Di
suatu senja yang redup, ketika kita menyeduh teh di depan pelataran rumah kita
yang kecil, aku mengajakmu untuk sekadar bertanya. Kemudian kita berimajinasi, memancang
kemungkinan-kemungkinan yang entah sebenarnya terjadi atau tidak. Sebab terlalu banyak kemungkinan di dunia. Dan
ketahuilah, tidak ada yang bisa menghakimi imajinasi.
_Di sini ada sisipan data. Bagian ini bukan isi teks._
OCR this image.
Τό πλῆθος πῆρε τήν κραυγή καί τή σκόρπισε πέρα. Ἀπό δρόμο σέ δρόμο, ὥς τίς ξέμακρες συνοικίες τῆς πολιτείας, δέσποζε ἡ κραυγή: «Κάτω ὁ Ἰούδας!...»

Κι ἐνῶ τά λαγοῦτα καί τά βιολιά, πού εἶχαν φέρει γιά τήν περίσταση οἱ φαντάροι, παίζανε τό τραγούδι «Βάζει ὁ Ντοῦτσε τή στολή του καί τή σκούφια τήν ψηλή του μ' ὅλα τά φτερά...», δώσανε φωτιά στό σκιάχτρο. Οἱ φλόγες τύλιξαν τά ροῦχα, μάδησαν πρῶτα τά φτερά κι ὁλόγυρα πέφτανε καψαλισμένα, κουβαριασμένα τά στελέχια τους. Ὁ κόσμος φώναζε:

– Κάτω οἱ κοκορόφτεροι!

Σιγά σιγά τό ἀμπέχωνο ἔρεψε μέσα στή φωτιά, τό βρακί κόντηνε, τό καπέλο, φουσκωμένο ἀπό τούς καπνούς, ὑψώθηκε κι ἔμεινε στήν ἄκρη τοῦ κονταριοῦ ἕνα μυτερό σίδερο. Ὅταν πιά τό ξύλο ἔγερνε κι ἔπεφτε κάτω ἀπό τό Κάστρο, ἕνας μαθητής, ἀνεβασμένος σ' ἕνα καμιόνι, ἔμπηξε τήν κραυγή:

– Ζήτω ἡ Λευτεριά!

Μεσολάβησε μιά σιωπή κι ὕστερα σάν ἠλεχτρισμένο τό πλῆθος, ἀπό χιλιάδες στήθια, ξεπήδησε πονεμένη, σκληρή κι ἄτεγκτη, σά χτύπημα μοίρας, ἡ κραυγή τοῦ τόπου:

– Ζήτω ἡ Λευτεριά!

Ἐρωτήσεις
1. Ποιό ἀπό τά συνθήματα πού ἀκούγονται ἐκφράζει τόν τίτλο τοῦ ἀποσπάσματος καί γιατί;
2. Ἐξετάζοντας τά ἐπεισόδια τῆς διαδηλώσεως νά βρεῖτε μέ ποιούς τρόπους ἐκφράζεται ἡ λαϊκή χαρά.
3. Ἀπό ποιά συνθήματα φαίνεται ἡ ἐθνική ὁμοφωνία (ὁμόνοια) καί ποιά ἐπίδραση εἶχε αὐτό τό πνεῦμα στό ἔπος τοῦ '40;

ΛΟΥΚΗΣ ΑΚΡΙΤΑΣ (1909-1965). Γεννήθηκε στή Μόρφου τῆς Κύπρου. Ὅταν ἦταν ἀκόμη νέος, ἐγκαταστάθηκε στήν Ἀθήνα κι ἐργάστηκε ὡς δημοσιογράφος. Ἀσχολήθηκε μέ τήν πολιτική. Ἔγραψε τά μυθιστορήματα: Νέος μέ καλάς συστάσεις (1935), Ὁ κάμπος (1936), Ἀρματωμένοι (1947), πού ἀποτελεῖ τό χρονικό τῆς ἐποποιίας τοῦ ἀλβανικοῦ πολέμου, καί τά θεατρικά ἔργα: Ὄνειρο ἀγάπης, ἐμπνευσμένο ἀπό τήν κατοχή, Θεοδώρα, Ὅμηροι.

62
Aku mengajakmu bertanya sekaligus berkhayal sambil menyaksikan ikan nila
berkecipak di kolam yang dindingnya berlumut. Sambil menyaksikan tarian
dedaunan kering yang tersapu angin sore yang hangat. Sambil menyaksikan
burung-burung jantan berterbangan di langit oranye—merindukan betinanya
masing-masing.
Kemudian kita bertanya tentang beberapa hal. Misalnya, bagaimana jika dunia ternyata sebenarnya
sungguh-sungguh dikuasai oleh persekutuan rahasia yang terus saling menjaga
diri, menyusun rencana-rencana besar agar dunia tetap dalam kendali?
Atau bagaimana
jika sebenarnya WTC runtuh tidak karena ditabrak oleh anggota jaringan organisasi radikal tertentu, melainkan roboh karena setting yang matang, dengan meledakkan
beberapa titik tertentu dan pesawat yang ditabrakkan oleh orang-orang tertentu
pula?
Lalu
bagaimana jika sebenarnya Osama Bin Laden masih hidup? Bagaimana jika misalnya
ia adalah mitos yang diciptakan untuk alasan-alasan yang bisa dijadikan
pembenaran? Bagaimana jika operasi rahasia oleh pasukan elit Navy SEAL itu
hanya karangan saja, sedang Bin Laden sekarang masih rutin mengunjungi Stadion
Emirates untuk menyaksikan klub sepakbola Arsenal yang sering keok dan
mengumpat Arsene Wenger yang sering murung?
Lantas
bagaimana jika sebenarnya kita dijerumuskan perlahan-perlahan pada rutinitas
hidup yang keji oleh sistem yang didesain atau terdesain begitu rapi, sengaja
atau tidak, yang membuat kita kehilangan tenaga untuk mengkritisi banyak hal di
sekitar kita sebab yang menjadi prioritas utama adalah kebutuhan pokok yang
terancam tidak dapat terpenuhi?
Bagaimana
jika manusia ternyata benar-benar bisa menghuni Planet Mars? Kita akan ke sana
atau tetap di sini bersama ikan-ikan kita?
Bagaimana
jika Lionel Messi benar-benar alien sehingga kau tidak perlu kesal setiap kali
aku berteriak hal yang sama setiap dia meliuk-meliuk sebelum mencetak gol?
Bagaimana
jika Neil Armstrong tidak benar-benar pergi ke bulan tapi hanya mengambil
gambar di Gurun Sahara?
Bagaimana
jika ISIS ternyata adalah boneka yang dikendalikan tangan-tangan tak kasat mata
untuk memecah belah banyak golongan agar niat menguasai ladang minyak jadi
kenyataan?
Bagaimana
jika sebenarnya Batman adalah anak hasil hubungan gelap Joker?
Bagaimana
jika kita bisa melakukan super fusion seperti Trunks dan Goten di komik Dragon
Ballz karangan Akira Toriyama?
Bagaimana
jika koruptor yang tertangkap sebaiknya dihukum menulis sepuluh buku dalam
setahun dari dalam penjara, bukankah itu menyiksa?
Bagaimana
jika reinkarnasi itu benar-benar ada? Masihkah kamu berkenan untuk memperbaiki
kesalahan-kesalahan yang kita lakukan?
Bagaimana
jika di hari tua kelak aku akan menjadi pikun?
Bagaimana
jika ini hari terakhir kita bertemu?
Bagaimana
jika aku tidak pernah bisa berhenti mencintaimu? Hah?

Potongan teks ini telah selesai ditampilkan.